Это было сказано в 1921 году, товарищи, не в 1926-м.

В своем докладе на IV международном конгрессе я говорил (это было направлено специально против Отто Бауэра, с которым меня теперь столь неожиданно пытаются породнить):

«Важнейшее наше средство в хозяйственной борьбе на основе рынка — государственная власть. Только реформистские дурачки могут не понимать значения этого орудия. Буржуазия понимает прекрасно. Это доказывает вся её история.

«Другим орудием в руках пролетариата являются важнейшие производительные силы страны: весь хозяйственный транспорт, вся добывающая промышленность, подавляющее большинство предприятий обрабатывающей промышленности находятся в непосредственном хозяйственном заведовании рабочего класса.

«Ему же, рабочему государству, принадлежит земля, и крестьянин вносит за неё сотни миллионов пудов в год натурального налога.

«В руках рабочей власти — государственная граница: иностранные товары, вообще иностранные капиталы могут получить доступ в страну в тех пределах, в каких это признает желательным и допустимым рабочее государство. Таковы орудия и средства социалистического строительства».

В книжке, которую я выпустил в 1923 году, называется она «Вопросы быта», говорится на ту же тему следующее:

«Что рабочий класс добыл и обеспечил предшествующей борьбой?

«1. Диктатуру пролетариата (через посредство рабоче-крестьянского государства, руководимого коммунистической партией).

«2. Красную армию, как материальную опору диктатуры пролетариата.

«3. Национализацию важнейших средств производства — без чего диктатура пролетариата была бы пустой формой без содержания.

«4. Монополию внешней торговли, которая есть необходимое условие социалистического строительства при капиталистическом окружении.
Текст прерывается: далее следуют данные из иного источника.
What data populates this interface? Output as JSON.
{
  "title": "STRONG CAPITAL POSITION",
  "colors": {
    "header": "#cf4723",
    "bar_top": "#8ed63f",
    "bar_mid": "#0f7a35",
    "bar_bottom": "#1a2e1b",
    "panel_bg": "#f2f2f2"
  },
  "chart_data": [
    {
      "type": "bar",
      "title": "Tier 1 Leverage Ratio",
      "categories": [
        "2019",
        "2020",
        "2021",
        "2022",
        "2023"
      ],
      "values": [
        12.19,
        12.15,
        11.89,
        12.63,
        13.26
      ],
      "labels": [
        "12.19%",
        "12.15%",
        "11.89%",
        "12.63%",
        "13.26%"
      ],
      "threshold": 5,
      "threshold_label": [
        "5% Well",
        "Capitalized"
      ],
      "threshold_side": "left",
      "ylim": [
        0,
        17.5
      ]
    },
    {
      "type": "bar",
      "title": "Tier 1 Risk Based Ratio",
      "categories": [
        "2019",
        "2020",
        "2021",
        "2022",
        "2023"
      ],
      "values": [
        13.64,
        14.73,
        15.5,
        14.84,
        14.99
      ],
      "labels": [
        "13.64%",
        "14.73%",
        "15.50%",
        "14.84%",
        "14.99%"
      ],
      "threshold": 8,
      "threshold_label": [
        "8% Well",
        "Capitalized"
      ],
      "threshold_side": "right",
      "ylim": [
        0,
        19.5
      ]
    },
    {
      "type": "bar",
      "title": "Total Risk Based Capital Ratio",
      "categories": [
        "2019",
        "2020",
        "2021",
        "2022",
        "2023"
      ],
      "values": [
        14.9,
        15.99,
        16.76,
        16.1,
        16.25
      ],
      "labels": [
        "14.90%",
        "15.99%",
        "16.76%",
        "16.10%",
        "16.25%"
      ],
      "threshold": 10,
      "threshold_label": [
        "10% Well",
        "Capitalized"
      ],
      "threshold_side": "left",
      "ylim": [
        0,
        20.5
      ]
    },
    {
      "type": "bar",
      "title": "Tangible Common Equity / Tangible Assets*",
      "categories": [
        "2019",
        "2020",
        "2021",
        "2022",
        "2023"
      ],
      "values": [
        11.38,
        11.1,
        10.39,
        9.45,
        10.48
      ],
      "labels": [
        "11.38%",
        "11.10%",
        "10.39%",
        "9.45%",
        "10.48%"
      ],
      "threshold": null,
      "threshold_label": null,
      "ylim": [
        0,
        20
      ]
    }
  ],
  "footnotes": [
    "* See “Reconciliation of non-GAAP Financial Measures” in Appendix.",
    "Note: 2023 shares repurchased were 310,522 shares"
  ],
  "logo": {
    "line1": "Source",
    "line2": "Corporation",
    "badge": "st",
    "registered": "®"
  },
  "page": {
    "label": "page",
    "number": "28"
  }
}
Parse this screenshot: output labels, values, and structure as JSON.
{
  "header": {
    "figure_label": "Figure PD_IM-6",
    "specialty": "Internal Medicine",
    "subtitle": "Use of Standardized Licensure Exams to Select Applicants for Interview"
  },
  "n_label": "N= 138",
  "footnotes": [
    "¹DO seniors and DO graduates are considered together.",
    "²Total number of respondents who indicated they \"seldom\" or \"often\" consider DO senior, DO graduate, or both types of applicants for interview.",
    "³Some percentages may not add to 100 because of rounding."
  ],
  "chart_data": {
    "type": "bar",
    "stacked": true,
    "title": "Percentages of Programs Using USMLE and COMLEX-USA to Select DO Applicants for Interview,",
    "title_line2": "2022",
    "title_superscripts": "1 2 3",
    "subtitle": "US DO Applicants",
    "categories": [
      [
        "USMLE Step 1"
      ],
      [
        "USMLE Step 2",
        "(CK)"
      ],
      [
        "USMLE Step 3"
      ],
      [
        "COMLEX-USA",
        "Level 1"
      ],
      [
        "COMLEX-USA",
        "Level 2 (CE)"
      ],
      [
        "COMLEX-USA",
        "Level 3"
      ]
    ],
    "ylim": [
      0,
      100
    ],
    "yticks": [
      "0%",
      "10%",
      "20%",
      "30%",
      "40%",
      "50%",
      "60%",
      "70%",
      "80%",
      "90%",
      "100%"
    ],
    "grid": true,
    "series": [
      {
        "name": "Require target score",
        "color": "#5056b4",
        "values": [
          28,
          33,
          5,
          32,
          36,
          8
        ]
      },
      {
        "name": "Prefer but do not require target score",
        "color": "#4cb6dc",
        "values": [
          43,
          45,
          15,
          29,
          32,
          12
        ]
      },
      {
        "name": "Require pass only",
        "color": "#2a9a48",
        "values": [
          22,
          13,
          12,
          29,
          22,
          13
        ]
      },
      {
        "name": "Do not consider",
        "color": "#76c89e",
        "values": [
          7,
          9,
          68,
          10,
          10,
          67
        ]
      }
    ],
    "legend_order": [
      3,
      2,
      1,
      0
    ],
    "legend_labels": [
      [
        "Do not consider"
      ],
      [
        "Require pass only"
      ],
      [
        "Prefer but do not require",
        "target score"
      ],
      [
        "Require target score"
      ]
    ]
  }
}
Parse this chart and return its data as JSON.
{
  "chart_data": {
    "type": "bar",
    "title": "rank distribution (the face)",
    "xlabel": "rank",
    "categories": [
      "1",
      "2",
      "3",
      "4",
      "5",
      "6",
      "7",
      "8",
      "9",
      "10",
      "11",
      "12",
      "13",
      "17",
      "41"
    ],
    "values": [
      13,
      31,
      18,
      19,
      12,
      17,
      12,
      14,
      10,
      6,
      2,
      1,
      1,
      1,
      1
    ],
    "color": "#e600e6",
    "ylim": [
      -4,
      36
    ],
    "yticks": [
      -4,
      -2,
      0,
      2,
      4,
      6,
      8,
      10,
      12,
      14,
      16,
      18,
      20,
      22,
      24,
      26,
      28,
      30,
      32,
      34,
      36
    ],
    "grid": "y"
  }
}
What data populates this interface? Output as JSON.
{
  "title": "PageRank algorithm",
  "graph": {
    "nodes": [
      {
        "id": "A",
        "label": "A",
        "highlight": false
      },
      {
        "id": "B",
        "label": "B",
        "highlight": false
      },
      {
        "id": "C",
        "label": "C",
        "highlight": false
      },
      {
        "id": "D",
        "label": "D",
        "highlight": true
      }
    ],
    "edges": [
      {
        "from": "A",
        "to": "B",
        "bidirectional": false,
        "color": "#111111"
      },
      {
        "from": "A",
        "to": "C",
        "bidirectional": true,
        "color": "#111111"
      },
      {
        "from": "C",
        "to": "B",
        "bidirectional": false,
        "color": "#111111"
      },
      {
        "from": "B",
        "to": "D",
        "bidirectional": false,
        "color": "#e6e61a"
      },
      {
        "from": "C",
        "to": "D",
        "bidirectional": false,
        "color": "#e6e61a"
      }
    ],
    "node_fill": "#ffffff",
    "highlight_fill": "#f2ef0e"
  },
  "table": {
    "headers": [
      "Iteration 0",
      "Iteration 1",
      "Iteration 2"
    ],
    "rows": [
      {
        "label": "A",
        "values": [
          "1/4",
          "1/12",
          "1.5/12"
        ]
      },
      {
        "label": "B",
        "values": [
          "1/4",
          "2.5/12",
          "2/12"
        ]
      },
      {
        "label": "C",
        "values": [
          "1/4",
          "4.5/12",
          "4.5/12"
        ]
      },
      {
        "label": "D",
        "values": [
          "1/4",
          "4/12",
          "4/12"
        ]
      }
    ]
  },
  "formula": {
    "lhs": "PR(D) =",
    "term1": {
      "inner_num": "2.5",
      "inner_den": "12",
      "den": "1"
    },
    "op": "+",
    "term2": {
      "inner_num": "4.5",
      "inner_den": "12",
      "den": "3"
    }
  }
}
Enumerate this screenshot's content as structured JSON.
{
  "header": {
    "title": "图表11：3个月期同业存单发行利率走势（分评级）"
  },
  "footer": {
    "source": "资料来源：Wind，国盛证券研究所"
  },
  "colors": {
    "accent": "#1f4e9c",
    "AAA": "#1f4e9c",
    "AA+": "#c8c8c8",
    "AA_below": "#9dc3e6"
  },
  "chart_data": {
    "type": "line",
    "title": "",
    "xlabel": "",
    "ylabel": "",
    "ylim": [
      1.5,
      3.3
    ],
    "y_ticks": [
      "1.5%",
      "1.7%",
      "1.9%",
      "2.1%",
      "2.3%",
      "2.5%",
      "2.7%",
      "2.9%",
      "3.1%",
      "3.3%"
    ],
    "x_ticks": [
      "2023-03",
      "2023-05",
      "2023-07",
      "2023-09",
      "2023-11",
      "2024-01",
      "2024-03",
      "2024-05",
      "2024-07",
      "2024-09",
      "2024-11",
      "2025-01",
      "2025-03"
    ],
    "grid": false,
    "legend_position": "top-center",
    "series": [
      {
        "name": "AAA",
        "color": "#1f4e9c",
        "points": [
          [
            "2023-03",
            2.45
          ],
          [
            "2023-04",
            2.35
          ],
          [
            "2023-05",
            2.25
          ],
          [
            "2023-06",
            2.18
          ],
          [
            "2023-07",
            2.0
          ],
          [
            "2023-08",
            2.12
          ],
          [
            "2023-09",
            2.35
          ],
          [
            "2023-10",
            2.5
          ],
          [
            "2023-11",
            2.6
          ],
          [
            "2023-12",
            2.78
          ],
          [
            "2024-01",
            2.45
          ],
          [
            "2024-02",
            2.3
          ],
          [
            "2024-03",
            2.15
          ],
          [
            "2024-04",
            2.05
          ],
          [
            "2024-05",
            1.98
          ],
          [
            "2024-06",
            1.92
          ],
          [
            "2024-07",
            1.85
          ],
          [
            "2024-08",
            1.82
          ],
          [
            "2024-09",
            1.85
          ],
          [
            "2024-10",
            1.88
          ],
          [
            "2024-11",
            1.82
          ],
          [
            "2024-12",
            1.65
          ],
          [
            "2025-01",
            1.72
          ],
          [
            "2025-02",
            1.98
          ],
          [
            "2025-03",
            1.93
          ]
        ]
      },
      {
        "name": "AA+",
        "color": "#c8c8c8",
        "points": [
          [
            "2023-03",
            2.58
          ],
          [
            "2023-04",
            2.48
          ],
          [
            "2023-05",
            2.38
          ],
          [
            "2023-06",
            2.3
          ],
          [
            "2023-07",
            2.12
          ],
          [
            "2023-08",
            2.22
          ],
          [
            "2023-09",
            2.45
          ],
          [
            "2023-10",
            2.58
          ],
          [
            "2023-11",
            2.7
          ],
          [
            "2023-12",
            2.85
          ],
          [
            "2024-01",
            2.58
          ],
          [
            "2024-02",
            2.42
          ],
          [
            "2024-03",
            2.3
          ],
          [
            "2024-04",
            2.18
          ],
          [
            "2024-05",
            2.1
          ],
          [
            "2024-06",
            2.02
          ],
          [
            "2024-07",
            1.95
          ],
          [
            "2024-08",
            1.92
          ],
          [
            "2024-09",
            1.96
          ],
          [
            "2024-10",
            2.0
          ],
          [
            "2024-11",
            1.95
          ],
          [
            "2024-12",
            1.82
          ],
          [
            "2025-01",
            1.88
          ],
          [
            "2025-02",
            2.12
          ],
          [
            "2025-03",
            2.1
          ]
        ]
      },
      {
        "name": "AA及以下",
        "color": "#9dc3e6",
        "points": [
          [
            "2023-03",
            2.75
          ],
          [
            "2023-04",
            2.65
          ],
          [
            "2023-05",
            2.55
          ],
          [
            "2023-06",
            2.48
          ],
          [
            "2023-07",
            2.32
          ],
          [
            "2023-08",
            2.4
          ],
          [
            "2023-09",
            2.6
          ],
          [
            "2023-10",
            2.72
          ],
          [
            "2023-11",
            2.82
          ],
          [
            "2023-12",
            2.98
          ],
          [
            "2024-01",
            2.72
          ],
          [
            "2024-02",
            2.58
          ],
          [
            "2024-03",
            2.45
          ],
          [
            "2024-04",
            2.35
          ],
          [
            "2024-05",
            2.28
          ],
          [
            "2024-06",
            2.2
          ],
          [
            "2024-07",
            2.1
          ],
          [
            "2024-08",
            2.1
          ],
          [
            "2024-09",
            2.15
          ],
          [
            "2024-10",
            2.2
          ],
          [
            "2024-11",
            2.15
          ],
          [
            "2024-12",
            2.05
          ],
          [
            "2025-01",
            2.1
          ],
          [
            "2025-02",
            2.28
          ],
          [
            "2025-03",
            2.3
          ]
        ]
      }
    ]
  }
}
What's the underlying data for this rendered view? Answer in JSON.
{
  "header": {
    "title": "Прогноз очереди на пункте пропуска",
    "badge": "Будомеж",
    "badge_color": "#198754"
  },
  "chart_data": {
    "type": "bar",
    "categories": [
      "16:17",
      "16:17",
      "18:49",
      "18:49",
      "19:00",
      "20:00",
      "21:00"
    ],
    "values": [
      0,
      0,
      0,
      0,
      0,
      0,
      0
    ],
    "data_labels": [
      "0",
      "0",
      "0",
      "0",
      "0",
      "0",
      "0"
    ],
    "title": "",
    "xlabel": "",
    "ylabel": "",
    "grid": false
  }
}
Эти четыре элемента, незыблемо завоеванные, образуют стальную оправу всей нашей работы. Благодаря ей, этой оправе, каждый наш хозяйственный или культурный успех, — если это действительный, а не мнимый успех, — становится необходимо составным элементом социалистической постройки».

И далее, еще более отчетливая и резкая формулировка в той же книжке. Там говорится:

«Чем легче (относительно, конечно) оказался для российского пролетариата революционный переворот, тем труднее — социалистическое строительство. Но зато выкованная революцией оправа нашей новой общественности, характеризуемая четырьмя основными элементами (см. выше), придает объективно социалистический характер всем добросовестным, разумно направленным усилиям в области хозяйства и культуры. При буржуазном строе рабочий, не желая того и не думая о том, обогащал буржуазию, и обогащал тем больше, чем лучше работал. В советском государстве добросовестный и хороший рабочий, даже и не думая и не заботясь о том (если он беспартийный и аполитичный), совершает социалистическую работу, увеличивая средства рабочего класса. В этом-то и состоит смысл Октябрьского переворота, и в этот смысл нэп не внес никакой перемены».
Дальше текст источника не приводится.